Out west, or maybe just the west side of the resort, I think the Dallas Mavericks are a possible spoiler. They also have an inventive coach in Rick Carlisle, a lot of supporting depth at the wings, and some of the matchup problems that can swing a playoff game by dominating in five-minute bursts: Seth Curry, Boban Marjanovic and J.J. Barea. Of course, they also have Luka Doncic, who's leading the NBA's most efficient offense in his second year and who's incredibly clutch at the end of games. They may not be able to get stops, but it also might not matter if Luka is cooking.
Keane: On the other side, who's going to struggle in this format? Do Donovan Mitchell and Rudy Gobert hate each other too much to co-exist now? And will the Heat be able to deal with Jimmy Butler's sociopathic intensity when they have to live with him?

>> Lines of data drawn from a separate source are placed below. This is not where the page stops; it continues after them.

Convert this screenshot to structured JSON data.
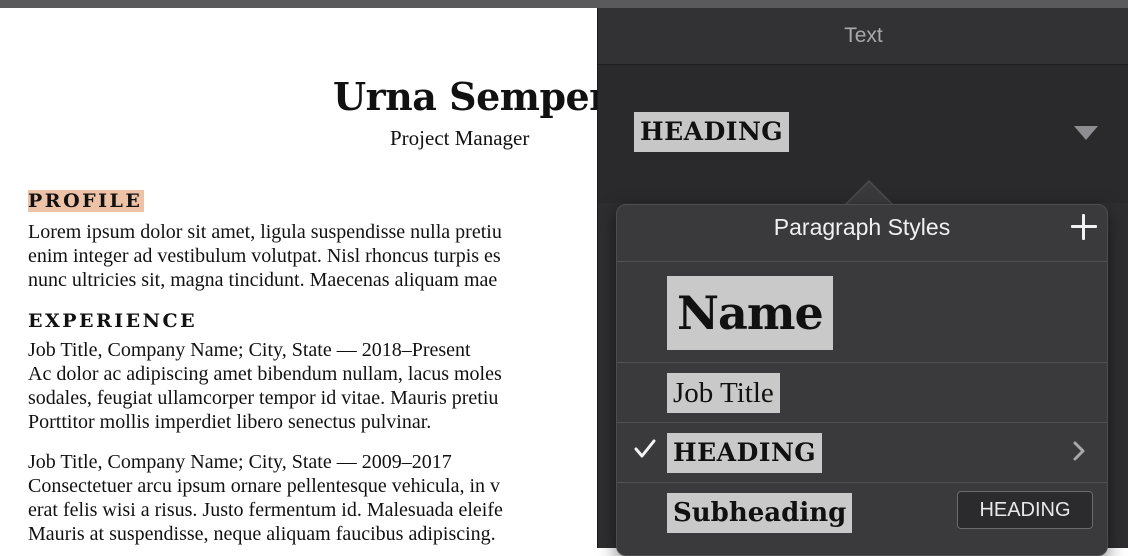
{
  "document": {
    "name": "Urna Semper",
    "job_title": "Project Manager",
    "profile_heading": "PROFILE",
    "profile_lines": [
      "Lorem ipsum dolor sit amet, ligula suspendisse nulla pretiu",
      "enim integer ad vestibulum volutpat. Nisl rhoncus turpis es",
      "nunc ultricies sit, magna tincidunt. Maecenas aliquam mae"
    ],
    "experience_heading": "EXPERIENCE",
    "job1_lines": [
      "Job Title, Company Name; City, State — 2018–Present",
      "Ac dolor ac adipiscing amet bibendum nullam, lacus moles",
      "sodales, feugiat ullamcorper tempor id vitae. Mauris pretiu",
      "Porttitor mollis imperdiet libero senectus pulvinar."
    ],
    "job2_lines": [
      "Job Title, Company Name; City, State — 2009–2017",
      "Consectetuer arcu ipsum ornare pellentesque vehicula, in v",
      "erat felis wisi a risus. Justo fermentum id. Malesuada eleife",
      "Mauris at suspendisse, neque aliquam faucibus adipiscing."
    ]
  },
  "panel": {
    "title": "Text",
    "current_style": "HEADING"
  },
  "popover": {
    "title": "Paragraph Styles",
    "styles": [
      {
        "label": "Name"
      },
      {
        "label": "Job Title"
      },
      {
        "label": "HEADING",
        "selected": true
      },
      {
        "label": "Subheading"
      }
    ],
    "tooltip": "HEADING"
  },
  "icons": [
    "plus-icon",
    "checkmark-icon",
    "chevron-right-icon",
    "dropdown-arrow-icon"
  ],
  "colors": {
    "highlight": "#eec2a6",
    "panel_bg": "#2e2e30",
    "popover_bg": "#3a3a3d",
    "chip_bg": "#c9c9c9"
  }
}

Heery: Now that you mention it, I could see the Jazz going home early without much of a peep, as they'll be without their second-leading scorer, Bojan Bogdanović (20.2 ppg.), who had wrist surgery recently and is out for the season. It'll also be difficult for Mitchell-Gobert pick and rolls to be impactful if Mitchell decides to practice social distancing from the NBA's patient zero. As for the Heat, they rely so much on so many young players that I could easily see them losing in the first round. (Right now, they'd face the Pacers in the 4-5 matchup.) Or I could see those young players, led by Bam Adebayo, playing unconscious basketball for a couple of weeks and helping Butler lay waste to everyone's playoff predictions.
Either way, I fully expect to hear stories of Butler doing semi-insane things while inside the bubble. After losing a seven-game series of dominoes to Rajon Rondo, Butler swam up Splash Mountain in uniform at 3 a.m. before direct messaging the entire Heat team to join him for a five-hour workout before the team's practice that morning. Pat Riley loved it!!